Advocates at the New England Council are calling on Congress to double the maximum amount college students can be awarded for the federal Pell Grant.
In an open letter released Monday, the Council urged members of the New England House and Senate delegations to draft legislation that would increase the maximum award available to give to recipients displaying extreme financial need.
The Council, a coalition of businesses and organizations committed to advancing economic growth, argued that an increase in funding — currently more than $1.2 billion to students in New England, according to the letter — would make higher education more accessible for families with financial challenges.
“Doubling Pell would be the single most important step Congress could take to make college possible for low-income and first-generation college students,” Council President and CEO James Brett wrote in the letter. “Expanding the grant would also ensure that more working-class families are served through the program.”
The repercussions of an increase would be felt outside the education realm, said Emily Heisig, senior vice president of communications and federal affairs at the New England Council.
“The business community, they need to have a pipeline of college graduates who are prepared to take on some of the new jobs being created in our workforce,” Heisig said. “By making sure that more students have the ability to go to college, we’re making sure that there are eventually more workers to fill the needs of the workforce.”
From 1985 to 2018, the total price of tuition, fees, and room and board more than doubled among both public and private institutions, according to the National Center for Education Statistics.
“It’s kind of a fact in our country right now that college, for many individuals, is not affordable,” Heisig said, “and they need assistance.”
The current maximum award offered through the Pell Grant sits at $6,345, according to the U.S. Department of Education’s office of Federal Student Aid — through which the Pell Grants are awarded. Some advocacy groups claim now is the time for Congress to institute reforms controlling unaffordable costs.
Organizations that work with college students, low-income students especially, believe the “time is right,” said Brian Post, president of the New England Educational Opportunity Association.
If successful, a Pell Grant increase could have a significant impact for college-bound students with financial need.
“It hasn’t kept pace, by any means, with the cost of college,” Post said. “The argument on the right is they’ve kept pace with inflation. They have had increases for the past number of years, but just 150 bucks or something like that.”
While the cost of college has risen steadily, applications for financial aid dropped sharply during the past year, according to Anika Van Eaton, Massachusetts policy director at uAspire — a nonprofit that provides financial information to college applicants.

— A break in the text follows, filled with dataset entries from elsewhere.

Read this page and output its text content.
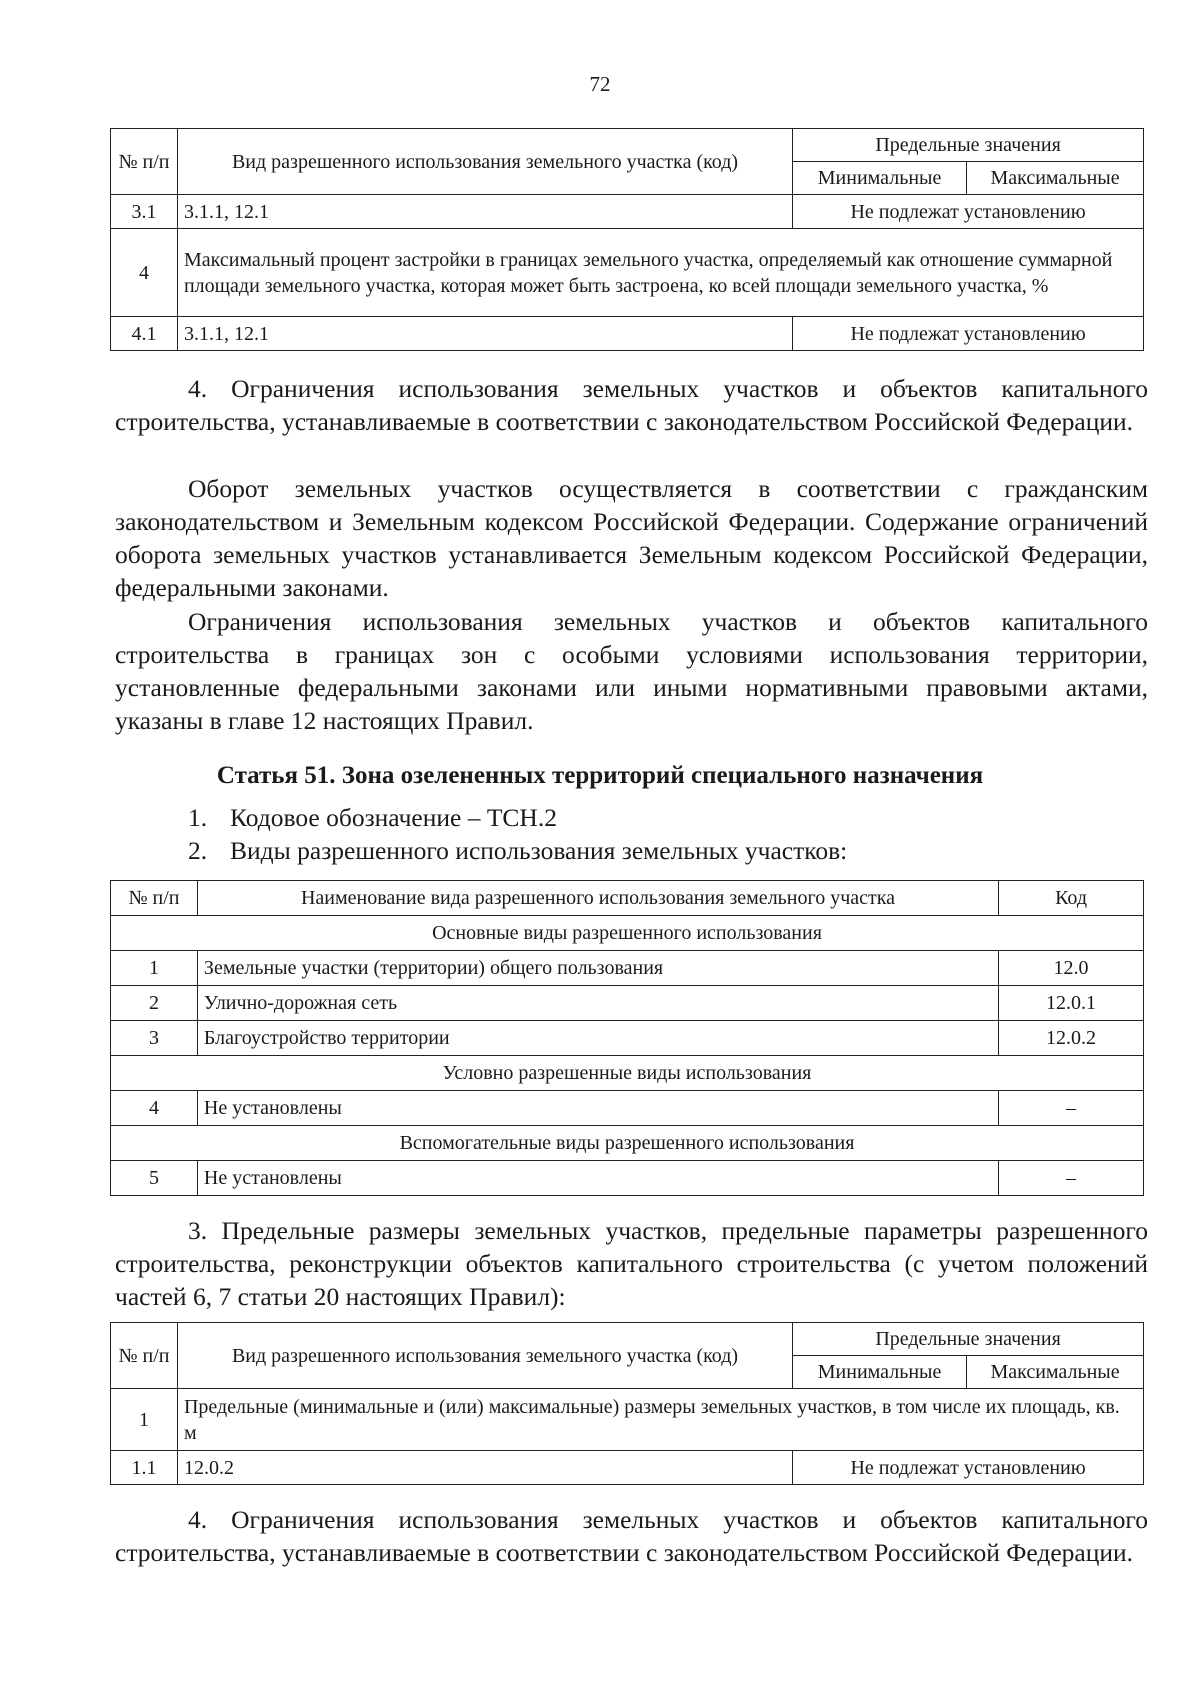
72
№ п/п	Вид разрешенного использования земельного участка (код)	Предельные значения	
		Минимальные	Максимальные
3.1	3.1.1, 12.1	Не подлежат установлению	
4	Максимальный процент застройки в границах земельного участка, определяемый как отношение суммарной площади земельного участка, которая может быть застроена, ко всей площади земельного участка, %		
4.1	3.1.1, 12.1	Не подлежат установлению	

4. Ограничения использования земельных участков и объектов капитального строительства, устанавливаемые в соответствии с законодательством Российской Федерации.

Оборот земельных участков осуществляется в соответствии с гражданским законодательством и Земельным кодексом Российской Федерации. Содержание ограничений оборота земельных участков устанавливается Земельным кодексом Российской Федерации, федеральными законами.

Ограничения использования земельных участков и объектов капитального строительства в границах зон с особыми условиями использования территории, установленные федеральными законами или иными нормативными правовыми актами, указаны в главе 12 настоящих Правил.

Статья 51. Зона озелененных территорий специального назначения
1. Кодовое обозначение – ТСН.2
2. Виды разрешенного использования земельных участков:
№ п/п	Наименование вида разрешенного использования земельного участка	Код
Основные виды разрешенного использования		
1	Земельные участки (территории) общего пользования	12.0
2	Улично-дорожная сеть	12.0.1
3	Благоустройство территории	12.0.2
Условно разрешенные виды использования		
4	Не установлены	–
Вспомогательные виды разрешенного использования		
5	Не установлены	–

3. Предельные размеры земельных участков, предельные параметры разрешенного строительства, реконструкции объектов капитального строительства (с учетом положений частей 6, 7 статьи 20 настоящих Правил):

№ п/п	Вид разрешенного использования земельного участка (код)	Предельные значения	
		Минимальные	Максимальные
1	Предельные (минимальные и (или) максимальные) размеры земельных участков, в том числе их площадь, кв. м		
1.1	12.0.2	Не подлежат установлению	

4. Ограничения использования земельных участков и объектов капитального строительства, устанавливаемые в соответствии с законодательством Российской Федерации.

The Free Application for Federal Student Aid, which is tied to eligibility for a Pell Grant, saw an almost 7% decrease in applications among Massachusetts high school seniors, she said.
“This last year has been challenging for students and families on so many fronts,” Van Eaton said. “We see that this [lower FAFSA completion rate] is having a disproportionate impact on districts and schools with higher shares of low-income students and students of color who would benefit most from filing out the FAFSA.”
Even if legislators succeed in increasing the maximum amount awarded, the new grant would only cover a fraction of the total costs for students attending colleges and universities.
For example, during the 2017-18 academic year, around 2,800 Boston University students were awarded $13,189,760 in Pell Grant funds. That translates to an approximate average of $4,600 per student, or 9.18% of full-time tuition for that academic year.
Post suggested more systemic adjustment to ensure affordable education.
“I think colleges in general have to relook at things and reset,” Post said. “Because this is just a Band-Aid.”
Recent figures indicate the Pell Grant covers less than 30% of the average public bachelor’s degree, compared to 79% in the 1970s, making it “critically important” for Congress to prioritize a proposal to increase aid through this program, according to Van Eaton.
“It would support a lot of the students who we work with,” Van Eaton said, “who are low-income students, first-generation college students, who are disproportionately students of color.”
Although the New England Council’s letter emphasizes leadership by the federal government, Charlotte Peyser, senior policy and research analyst for the New England Board Of Higher Education, said additional action from individual states would be necessary.
“It’s going to take sustained commitment from the states for long-term funding for higher education,” Peyser said. “It is a bit of a partnership, but having the federal government issue, that double Pell is a foundational move encouraging states to make similar commitments.”
Neathery Brenzel, the parent of a Boston high school senior, said putting her son through college is a major financial challenge.
“We’re super positive and we totally want our kids to create these opportunities for themselves, but it is a concern,” Brenzel said. “You really do end up spending all your money that you would be saving for retirement on your kids’ school, and we have four kids, so that’s like four retirements.”
Brenzel added that stress over attending college is unfair given her son’s efforts to excel academically.
“This kid has worked his tail off,” she said. “For him to get to this point and be offered this and have his parents be stressed, it puts a pall on his acceptance to the school, that sucks. This kid should just be feeling awesome.”